In the lead-up to the final, Lohan himself insisted that he was "not a career manager" and that, while he was cognisant of the changes in the game since his playing days, he wouldn't be discarding everything he learnt at the feet of Ger Loughnane.

Kelly described Lohan's approach as a perfect blend of traditional and modern, and stresses the Clare manager is somewhat different from forbidding public persona.

"Here in Clare, he's revered. Probably more so for being an unbelievable player. He gets the whole preparation angle. He knows what goes into preparing an inter-county time. He knows the work that individuals have to do off the field and on the field.

"He can be easy-going. He can be savage craic at training. There isn't a week goes by that he hasn't got the panel laughing at some stage.

"What ye see in the media, he probably comes across very stern, very determined, very stand-offish.

"But inside our own camp, he can be the same but he can be great craic. He can be stern with lads when he has to be in terms of demanding more. But if lads are doing well, he's a good communicator in terms of getting that across if lads need confidence. And he's very approachable.

"It's probably the best set-up we've been in. Us older lads have been there a long time. But it's very enjoyable. He gets it from a player's point of view, which is mighty for us.

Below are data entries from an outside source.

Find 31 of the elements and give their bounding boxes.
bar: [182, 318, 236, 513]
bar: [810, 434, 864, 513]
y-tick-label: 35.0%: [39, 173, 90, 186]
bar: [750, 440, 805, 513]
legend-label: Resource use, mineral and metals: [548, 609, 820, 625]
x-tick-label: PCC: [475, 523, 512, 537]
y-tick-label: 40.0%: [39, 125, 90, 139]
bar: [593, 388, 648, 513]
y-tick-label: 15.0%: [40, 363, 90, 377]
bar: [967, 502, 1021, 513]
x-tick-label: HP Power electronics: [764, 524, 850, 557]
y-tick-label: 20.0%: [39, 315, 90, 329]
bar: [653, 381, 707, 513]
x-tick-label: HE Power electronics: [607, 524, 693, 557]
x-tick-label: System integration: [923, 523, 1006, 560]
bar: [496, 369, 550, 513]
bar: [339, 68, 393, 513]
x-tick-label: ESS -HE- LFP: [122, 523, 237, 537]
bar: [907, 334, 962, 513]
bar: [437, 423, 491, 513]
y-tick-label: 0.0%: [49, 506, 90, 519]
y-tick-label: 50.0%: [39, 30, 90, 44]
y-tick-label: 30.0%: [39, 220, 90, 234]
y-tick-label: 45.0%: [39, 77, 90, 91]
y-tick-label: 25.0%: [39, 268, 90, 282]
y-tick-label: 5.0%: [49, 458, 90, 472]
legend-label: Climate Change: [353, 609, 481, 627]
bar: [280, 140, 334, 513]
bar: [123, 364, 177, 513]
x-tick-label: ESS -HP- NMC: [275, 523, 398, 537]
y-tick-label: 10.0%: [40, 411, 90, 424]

Lohan and Kelly embrace after the game

"He's just known as Lohan. It's not Brian, it's just Lohan. Seanie (McMahon) would have the same (aura). Colin Lynch as well.

"We were nine, ten, 11 when those lads were probably coming to their end. But we got to see them in Croke Park. Cork beat them in a semi-final in '05, which was a killer. In '06, Kilkenny beat them in an All-Ireland semi-final. So those teams were getting to Croke Park.

"Your older brothers and sisters or your parents, people in the club, would revere them lads. And especially Brian. His name would carry serious cachet and serious weight in county Clare."